Barry ― the Virgin Bull

Once upon a time, we had a bull. His name was Baritone, and we called him Barry. We no longer have him, and I’m going to tell you why.

This was Barry, our bygone boisterous burden of a bull.

I have to go back a couple of years to explain why we got a bull in the first place. At the time, I had a different Jersey family milk cow named Callie. I wanted to breed her to a Jersey bull in the hopes that Callie would have a purebred Jersey heifer. This never happened, and I’m still telling you why.

This was Callie right after she had her first calf on our farm, Q-Tip.

I found a Jersey bull for sale online that was about an hour away from us. Now, I had heard that Jersey bulls are notoriously aggressive. However, the bull that was for sale had been bottle-fed. Bottle-fed calves usually grow up to be very sweet and docile. The photo of the bull online was of him standing in a pasture with a young boy on his back. Wow. Look how tame that bull is, I thought. I was sold. We went to buy the bull.
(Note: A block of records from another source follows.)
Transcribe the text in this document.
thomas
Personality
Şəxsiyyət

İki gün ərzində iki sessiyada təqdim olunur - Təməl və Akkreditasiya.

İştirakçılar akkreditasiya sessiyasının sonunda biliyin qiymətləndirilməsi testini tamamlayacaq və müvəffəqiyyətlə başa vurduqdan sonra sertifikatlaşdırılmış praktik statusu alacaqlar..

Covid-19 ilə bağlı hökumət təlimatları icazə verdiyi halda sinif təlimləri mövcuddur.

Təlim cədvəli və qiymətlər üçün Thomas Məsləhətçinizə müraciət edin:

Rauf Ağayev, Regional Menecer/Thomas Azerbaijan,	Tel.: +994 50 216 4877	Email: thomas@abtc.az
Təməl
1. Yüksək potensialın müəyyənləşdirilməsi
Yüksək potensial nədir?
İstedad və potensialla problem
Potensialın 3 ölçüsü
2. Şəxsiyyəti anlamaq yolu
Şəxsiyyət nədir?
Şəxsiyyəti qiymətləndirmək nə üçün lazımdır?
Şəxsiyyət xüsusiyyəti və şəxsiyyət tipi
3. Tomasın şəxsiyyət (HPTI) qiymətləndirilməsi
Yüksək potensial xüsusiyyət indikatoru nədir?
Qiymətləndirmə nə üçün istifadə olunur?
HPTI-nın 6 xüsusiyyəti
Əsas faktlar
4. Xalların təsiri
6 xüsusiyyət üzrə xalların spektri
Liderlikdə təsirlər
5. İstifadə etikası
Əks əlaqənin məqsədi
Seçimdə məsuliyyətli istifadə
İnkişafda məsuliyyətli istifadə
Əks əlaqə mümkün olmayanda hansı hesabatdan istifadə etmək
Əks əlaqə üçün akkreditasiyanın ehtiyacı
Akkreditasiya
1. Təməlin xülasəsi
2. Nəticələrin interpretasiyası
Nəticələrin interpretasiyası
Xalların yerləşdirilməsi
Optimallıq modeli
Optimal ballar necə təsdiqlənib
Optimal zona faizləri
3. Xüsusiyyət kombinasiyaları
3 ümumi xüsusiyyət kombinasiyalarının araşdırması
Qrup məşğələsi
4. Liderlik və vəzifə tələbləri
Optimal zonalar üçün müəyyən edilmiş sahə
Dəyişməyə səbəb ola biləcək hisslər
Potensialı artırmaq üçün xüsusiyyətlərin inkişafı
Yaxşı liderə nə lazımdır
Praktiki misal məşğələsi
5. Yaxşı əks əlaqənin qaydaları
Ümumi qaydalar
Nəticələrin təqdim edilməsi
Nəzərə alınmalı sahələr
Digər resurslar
The previous owner told us that the bull was more like a pet and hadn’t ever been around other cows before. Having a young, virgin bull did not concern me at the time, but it should have. On the way home, Barry bawled and bawled while he was in the trailer. His voice was very deep, so I named him Baritone. Barry was extremely excited to get out of the trailer and be with our other cows. However, our other cows were not excited to be with him. At the time, we only had four cows. Our three Longhorns were already pregnant. My Jersey cow wasn’t pregnant but wasn’t in heat yet. Poor Barry. He didn’t get to do his business. None of the four ladies wanted anything to do with him.

Rita and Selina wanted nothing to do with poor Barry.

Barry was tame. He was too tame. Barry didn’t understand that he was not a puppy. He was 800 pounds of bull with pointy, short horns. He wanted to cuddle us with his head. He wanted to “play” with everything not nailed down. He “played” with one of our gates until he broke it. He took his horns and scratched up our truck and, later, my father-in-law’s truck, too. He would play with the plastic cover on the guy-wire that runs down from one of our telephone poles, making it go up and down until finally he got it off the wire completely. We would put it back on; he would take it back off. We had a big, black mineral tub in the pasture for the cows to lick on. They like it, because it has molasses in it. It probably weighed 100 pounds. He would play with it and flip it over. Then the cows couldn’t eat it. We would flip it back; he would do it again.

One day Barry found someone to “play” with him. Our buck had gotten out of the fence (again), and Barry went over to check him out. That goat wasn’t a bit intimidated by the bull. Barry wanted to “push” his head against the buck’s head. (Barry wanted to “push” everything with his head.) The buck showed Barry how to battle the goat way. I stood there and watched our buck ramming heads with our bull. Barry was so confused. When bulls or cows fight, they don’t ram but push on each other. Goats get on their hind legs and come down fast and hard, ramming heads together. Let’s just say our buck won.

Barry was also very noisy. He would bawl and bawl most of the day. I’m sure our neighbors just loved him, because he usually went to our shared fence line and bellowed at the neighbor’s cows. My assumption was that he was sexually frustrated. So, he was worse than a puppy. He was a total nuisance.

We kept him for several months though, because I wanted him to breed my cow before we sold him. However, very sadly, Callie ended up getting sick with lymphoma and never recovered.

Barry only got worse in his destructiveness. Not only that, but he started getting aggressive. He wanted to push on us with his head like he did everything else in sight. I couldn’t go out to the barn without having a whacking stick in my hand to fend him off. We decided his horns had to go. We put him in a chute and took a reciprocating saw to them. That fixed his wagon… for awhile. He was depressed and despondent about the loss of his horns for a few days. But, he got over it and was back to his old antics.

One day, I didn’t see Barry anywhere in our pasture. After a thorough search, we found out that he had hopped the fence and gotten in with the neighbor’s cows. Our virgin bull was quite determined to do his duty, but we separated him out and trailered him to a pen that only had a couple of steers in it. Poor Barry.

That seemed to be his undoing. Barry had been a nuisance and a pain, but he had never been mean up to this point. But, one day, not long after he was in with the steers, Barry threw the person who went into the pen to feed him. Thankfully, the man wasn’t hurt, but that was the end of Barry. He was loaded into a trailer and auctioned off. He probably ended up as a Whopper or Big Mac somewhere.

After that experience, I’ve had no inclination to buy another Jersey bull. My father-in-law is kind enough to loan us one of his bulls when our cows need to be bred. Those bulls are very experienced in their field. No more virgin bulls please.